All methods described herein can be performed in any suitable order unless otherwise indicated herein or otherwise clearly contradicted by context. The use of any and all examples, or exemplary language (e.g., “such as”) provided herein, is intended merely to better illuminate embodiments of the invention and does not impose a limitation on the scope of the invention unless otherwise claimed.
No language in the specification should be construed as indicating any non-claimed element as essential to the practice of the invention.
It will be apparent to those skilled in the art that various modifications and variations can be made to the present invention without departing from the spirit and scope of the invention.
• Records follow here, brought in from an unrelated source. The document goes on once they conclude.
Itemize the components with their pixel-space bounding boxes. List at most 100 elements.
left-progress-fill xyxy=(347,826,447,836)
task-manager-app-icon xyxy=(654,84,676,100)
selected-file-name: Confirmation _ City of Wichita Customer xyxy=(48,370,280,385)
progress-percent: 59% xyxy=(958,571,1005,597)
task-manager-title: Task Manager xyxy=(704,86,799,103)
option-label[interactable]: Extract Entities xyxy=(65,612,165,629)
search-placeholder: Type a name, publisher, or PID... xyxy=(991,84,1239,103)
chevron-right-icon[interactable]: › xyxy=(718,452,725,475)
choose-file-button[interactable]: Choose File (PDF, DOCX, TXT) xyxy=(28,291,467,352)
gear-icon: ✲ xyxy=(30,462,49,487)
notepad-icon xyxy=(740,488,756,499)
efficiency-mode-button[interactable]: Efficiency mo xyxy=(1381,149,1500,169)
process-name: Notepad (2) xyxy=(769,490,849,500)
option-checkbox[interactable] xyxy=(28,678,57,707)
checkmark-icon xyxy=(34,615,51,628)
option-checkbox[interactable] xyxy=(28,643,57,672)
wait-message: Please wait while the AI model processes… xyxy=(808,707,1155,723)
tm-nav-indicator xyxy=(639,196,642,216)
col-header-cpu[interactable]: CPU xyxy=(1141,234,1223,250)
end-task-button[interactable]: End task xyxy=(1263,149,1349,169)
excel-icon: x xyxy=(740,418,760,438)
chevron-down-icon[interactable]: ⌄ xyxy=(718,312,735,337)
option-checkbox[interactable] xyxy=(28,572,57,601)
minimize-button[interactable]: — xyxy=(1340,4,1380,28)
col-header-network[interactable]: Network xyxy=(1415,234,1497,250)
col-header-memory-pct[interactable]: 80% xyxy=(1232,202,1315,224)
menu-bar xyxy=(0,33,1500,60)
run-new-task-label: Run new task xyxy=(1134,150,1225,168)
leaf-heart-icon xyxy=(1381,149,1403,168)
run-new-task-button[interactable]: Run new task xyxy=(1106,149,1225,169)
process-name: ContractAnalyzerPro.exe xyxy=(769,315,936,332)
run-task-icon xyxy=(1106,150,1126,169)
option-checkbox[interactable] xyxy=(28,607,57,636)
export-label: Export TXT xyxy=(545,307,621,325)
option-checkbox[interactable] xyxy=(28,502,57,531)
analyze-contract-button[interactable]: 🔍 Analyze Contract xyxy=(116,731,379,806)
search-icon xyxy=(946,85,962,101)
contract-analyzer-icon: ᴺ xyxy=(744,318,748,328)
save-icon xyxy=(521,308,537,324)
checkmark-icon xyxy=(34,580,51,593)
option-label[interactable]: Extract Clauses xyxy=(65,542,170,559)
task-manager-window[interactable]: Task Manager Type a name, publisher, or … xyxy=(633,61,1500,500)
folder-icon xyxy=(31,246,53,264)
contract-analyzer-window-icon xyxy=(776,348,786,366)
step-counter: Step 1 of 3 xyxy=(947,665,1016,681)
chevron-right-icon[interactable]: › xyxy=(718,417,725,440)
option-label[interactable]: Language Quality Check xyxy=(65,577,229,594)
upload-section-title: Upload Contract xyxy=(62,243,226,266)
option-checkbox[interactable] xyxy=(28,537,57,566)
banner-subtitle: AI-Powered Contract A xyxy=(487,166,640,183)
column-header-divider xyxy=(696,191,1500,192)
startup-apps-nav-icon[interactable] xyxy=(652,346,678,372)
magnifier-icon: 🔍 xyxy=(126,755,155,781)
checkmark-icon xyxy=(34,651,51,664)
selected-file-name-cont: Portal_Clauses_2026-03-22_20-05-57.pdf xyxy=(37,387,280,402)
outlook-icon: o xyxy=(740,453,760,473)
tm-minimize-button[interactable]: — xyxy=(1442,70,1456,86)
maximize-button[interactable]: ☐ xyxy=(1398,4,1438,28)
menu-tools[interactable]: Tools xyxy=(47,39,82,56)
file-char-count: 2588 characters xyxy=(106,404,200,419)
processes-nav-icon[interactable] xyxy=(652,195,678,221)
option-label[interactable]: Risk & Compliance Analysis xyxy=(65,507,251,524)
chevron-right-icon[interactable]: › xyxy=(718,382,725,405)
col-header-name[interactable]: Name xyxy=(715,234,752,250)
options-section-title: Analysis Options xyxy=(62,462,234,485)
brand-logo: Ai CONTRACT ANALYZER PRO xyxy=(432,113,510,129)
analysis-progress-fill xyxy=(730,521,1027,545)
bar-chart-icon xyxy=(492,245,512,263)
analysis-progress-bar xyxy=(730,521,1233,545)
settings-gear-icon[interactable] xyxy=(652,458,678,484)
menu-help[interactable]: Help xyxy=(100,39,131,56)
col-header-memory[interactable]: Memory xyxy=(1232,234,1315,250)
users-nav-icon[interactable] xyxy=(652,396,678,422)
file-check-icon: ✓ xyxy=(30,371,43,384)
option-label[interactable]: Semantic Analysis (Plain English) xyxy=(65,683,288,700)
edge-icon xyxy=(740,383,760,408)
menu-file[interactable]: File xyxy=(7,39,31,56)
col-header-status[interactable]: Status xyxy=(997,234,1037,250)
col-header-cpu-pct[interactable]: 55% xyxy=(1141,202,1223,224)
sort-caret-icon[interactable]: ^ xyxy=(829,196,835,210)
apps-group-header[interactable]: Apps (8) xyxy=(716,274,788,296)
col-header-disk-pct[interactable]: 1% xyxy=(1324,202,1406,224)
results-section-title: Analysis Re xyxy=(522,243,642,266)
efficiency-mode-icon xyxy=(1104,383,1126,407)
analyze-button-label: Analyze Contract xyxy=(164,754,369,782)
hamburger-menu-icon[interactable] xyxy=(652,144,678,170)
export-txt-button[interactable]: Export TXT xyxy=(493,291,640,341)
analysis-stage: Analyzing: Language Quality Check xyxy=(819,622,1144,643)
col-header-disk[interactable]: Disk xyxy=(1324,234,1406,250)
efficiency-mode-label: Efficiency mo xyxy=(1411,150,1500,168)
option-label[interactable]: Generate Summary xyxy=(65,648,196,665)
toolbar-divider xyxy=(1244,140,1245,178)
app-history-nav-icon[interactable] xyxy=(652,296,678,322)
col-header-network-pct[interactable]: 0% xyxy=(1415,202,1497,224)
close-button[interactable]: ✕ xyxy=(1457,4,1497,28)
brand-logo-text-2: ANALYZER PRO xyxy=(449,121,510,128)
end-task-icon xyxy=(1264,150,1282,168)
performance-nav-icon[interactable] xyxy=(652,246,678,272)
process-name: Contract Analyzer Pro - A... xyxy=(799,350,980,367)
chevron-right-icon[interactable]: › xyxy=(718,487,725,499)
There is no intention to limit the invention to the specific form or forms disclosed, but on the contrary, the intention is to cover all modifications, alternative constructions, and equivalents falling within the spirit and scope of the invention, as defined in the appended claims. Thus, it is intended that the present invention cover the modifications and variations of this invention provided they come within the scope of the appended claims and their equivalents.